Seine Stimme steigerte sich zu einem Brüllen, er schrie die Worte heraus.
Und dann flog er. Durch Licht und Wind und Klang. Über Sterne und Monde und Planeten hinaus. So schnell, bis ihn das Licht blendete, die Geräusche ihn taub machten und der Wind an seiner Haut zerrte.

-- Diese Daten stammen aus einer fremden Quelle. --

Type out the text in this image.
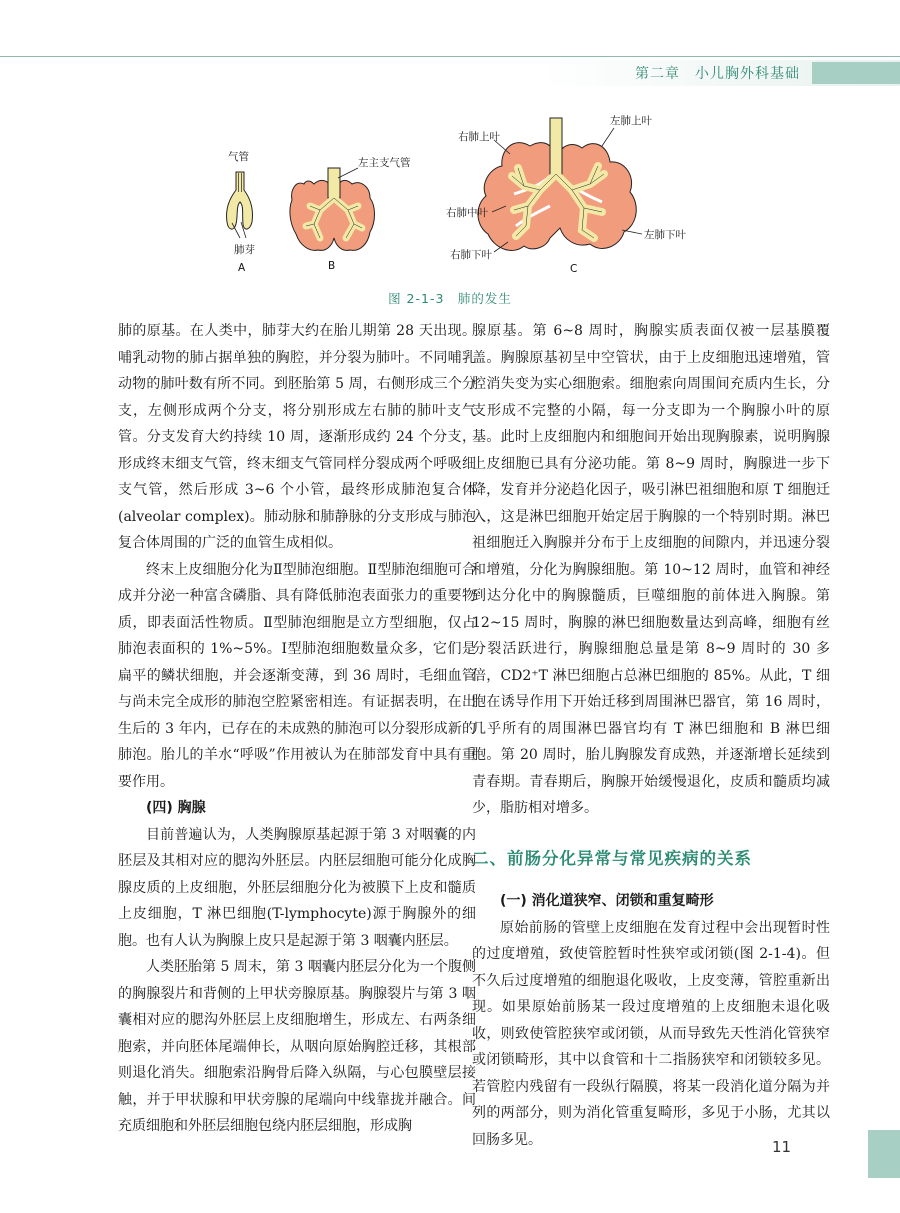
第二章　小儿胸外科基础
气管
肺芽
A
左主支气管
B
右肺上叶
左肺上叶
右肺中叶
右肺下叶
左肺下叶
C
图 2-1-3　肺的发生

肺的原基。在人类中，肺芽大约在胎儿期第 28 天出现。哺乳动物的肺占据单独的胸腔，并分裂为肺叶。不同哺乳动物的肺叶数有所不同。到胚胎第 5 周，右侧形成三个分支，左侧形成两个分支，将分别形成左右肺的肺叶支气管。分支发育大约持续 10 周，逐渐形成约 24 个分支，形成终末细支气管，终末细支气管同样分裂成两个呼吸细支气管，然后形成 3~6 个小管，最终形成肺泡复合体(alveolar complex)。肺动脉和肺静脉的分支形成与肺泡复合体周围的广泛的血管生成相似。

终末上皮细胞分化为Ⅱ型肺泡细胞。Ⅱ型肺泡细胞可合成并分泌一种富含磷脂、具有降低肺泡表面张力的重要物质，即表面活性物质。Ⅱ型肺泡细胞是立方型细胞，仅占肺泡表面积的 1%~5%。Ⅰ型肺泡细胞数量众多，它们是扁平的鳞状细胞，并会逐渐变薄，到 36 周时，毛细血管与尚未完全成形的肺泡空腔紧密相连。有证据表明，在出生后的 3 年内，已存在的未成熟的肺泡可以分裂形成新的肺泡。胎儿的羊水“呼吸”作用被认为在肺部发育中具有重要作用。

(四) 胸腺

目前普遍认为，人类胸腺原基起源于第 3 对咽囊的内胚层及其相对应的腮沟外胚层。内胚层细胞可能分化成胸腺皮质的上皮细胞，外胚层细胞分化为被膜下上皮和髓质上皮细胞，T 淋巴细胞(T-lymphocyte)源于胸腺外的细胞。也有人认为胸腺上皮只是起源于第 3 咽囊内胚层。

人类胚胎第 5 周末，第 3 咽囊内胚层分化为一个腹侧的胸腺裂片和背侧的上甲状旁腺原基。胸腺裂片与第 3 咽囊相对应的腮沟外胚层上皮细胞增生，形成左、右两条细胞索，并向胚体尾端伸长，从咽向原始胸腔迁移，其根部则退化消失。细胞索沿胸骨后降入纵隔，与心包膜壁层接触，并于甲状腺和甲状旁腺的尾端向中线靠拢并融合。间充质细胞和外胚层细胞包绕内胚层细胞，形成胸

腺原基。第 6~8 周时，胸腺实质表面仅被一层基膜覆盖。胸腺原基初呈中空管状，由于上皮细胞迅速增殖，管腔消失变为实心细胞索。细胞索向周围间充质内生长，分支形成不完整的小隔，每一分支即为一个胸腺小叶的原基。此时上皮细胞内和细胞间开始出现胸腺素，说明胸腺上皮细胞已具有分泌功能。第 8~9 周时，胸腺进一步下降，发育并分泌趋化因子，吸引淋巴祖细胞和原 T 细胞迁入，这是淋巴细胞开始定居于胸腺的一个特别时期。淋巴祖细胞迁入胸腺并分布于上皮细胞的间隙内，并迅速分裂和增殖，分化为胸腺细胞。第 10~12 周时，血管和神经到达分化中的胸腺髓质，巨噬细胞的前体进入胸腺。第 12~15 周时，胸腺的淋巴细胞数量达到高峰，细胞有丝分裂活跃进行，胸腺细胞总量是第 8~9 周时的 30 多倍，CD2⁺T 淋巴细胞占总淋巴细胞的 85%。从此，T 细胞在诱导作用下开始迁移到周围淋巴器官，第 16 周时，几乎所有的周围淋巴器官均有 T 淋巴细胞和 B 淋巴细胞。第 20 周时，胎儿胸腺发育成熟，并逐渐增长延续到青春期。青春期后，胸腺开始缓慢退化，皮质和髓质均减少，脂肪相对增多。

二、前肠分化异常与常见疾病的关系
(一) 消化道狭窄、闭锁和重复畸形

原始前肠的管壁上皮细胞在发育过程中会出现暂时性的过度增殖，致使管腔暂时性狭窄或闭锁(图 2-1-4)。但不久后过度增殖的细胞退化吸收，上皮变薄，管腔重新出现。如果原始前肠某一段过度增殖的上皮细胞未退化吸收，则致使管腔狭窄或闭锁，从而导致先天性消化管狭窄或闭锁畸形，其中以食管和十二指肠狭窄和闭锁较多见。若管腔内残留有一段纵行隔膜，将某一段消化道分隔为并列的两部分，则为消化管重复畸形，多见于小肠，尤其以回肠多见。	11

Dann verblasste das Licht, der Wind erstarb, und die Welt wurde wieder still.
Keuchend stützte er sich auf seinen Stab und wartete darauf, dass seine Augen sich an das Halbdunkel gewöhnten. Er roch etwas – Leder vielleicht und Rosen.
Er befand sich in einer Art Raum, stellte er fest, aber er war ganz anders als alles, was er jemals gesehen hatte. Lange, niedrige Sessel in leuchtenden Farben standen darin, und ein Tuch bedeckte den Fußboden. An manchen Wänden hingen Bilder und an anderen standen Bücher, Dutzende von in Leder gebundenen Büchern.

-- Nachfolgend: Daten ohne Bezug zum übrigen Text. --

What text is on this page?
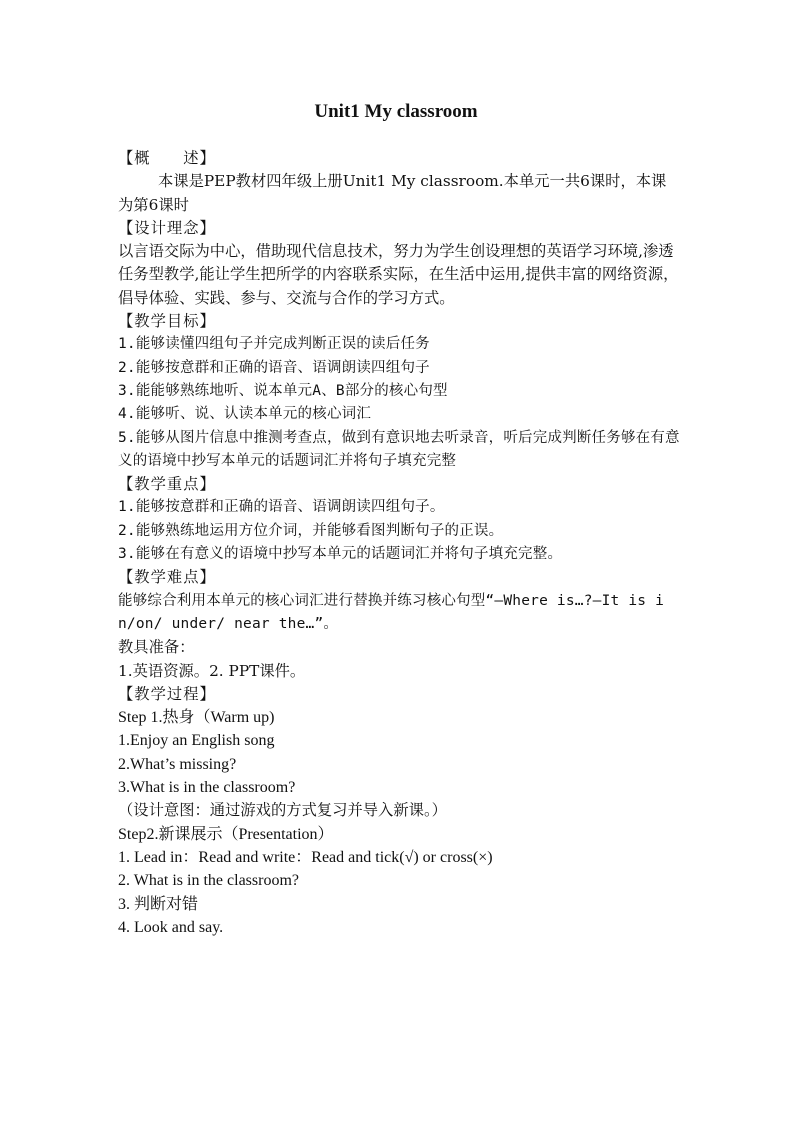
Unit1 My classroom

【概　　述】

本课是PEP教材四年级上册Unit1 My classroom.本单元一共6课时，本课为第6课时

【设计理念】

以言语交际为中心，借助现代信息技术，努力为学生创设理想的英语学习环境,渗透任务型教学,能让学生把所学的内容联系实际，在生活中运用,提供丰富的网络资源，倡导体验、实践、参与、交流与合作的学习方式。

【教学目标】

1.能够读懂四组句子并完成判断正误的读后任务

2.能够按意群和正确的语音、语调朗读四组句子

3.能能够熟练地听、说本单元A、B部分的核心句型

4.能够听、说、认读本单元的核心词汇

5.能够从图片信息中推测考查点，做到有意识地去听录音，听后完成判断任务够在有意义的语境中抄写本单元的话题词汇并将句子填充完整

【教学重点】

1.能够按意群和正确的语音、语调朗读四组句子。

2.能够熟练地运用方位介词，并能够看图判断句子的正误。

3.能够在有意义的语境中抄写本单元的话题词汇并将句子填充完整。

【教学难点】

能够综合利用本单元的核心词汇进行替换并练习核心句型“—Where is…?—It is in/on/ under/ near the…”。

教具准备：

1.英语资源。2. PPT课件。

【教学过程】

Step 1.热身（Warm up)

1.Enjoy an English song

2.What’s missing?

3.What is in the classroom?

（设计意图：通过游戏的方式复习并导入新课。）

Step2.新课展示（Presentation）

1. Lead in：Read and write：Read and tick(√) or cross(×)

2. What is in the classroom?

3. 判断对错

4. Look and say.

Fasziniert trat er einen Schritt vor, als eine Bewegung links von ihm ihn erstarren ließ.
Sein Bruder saß an einer Art Tisch, darauf eine Lampe, die den Raum seltsam glühend beleuchtete. Seine Haare waren kürzer als sonst, und er musterte ihn amüsiert.
In der Hand hielt er eine Art Metallgerät, und sein Instinkt sagte Hoyt, dass dies eine Waffe war.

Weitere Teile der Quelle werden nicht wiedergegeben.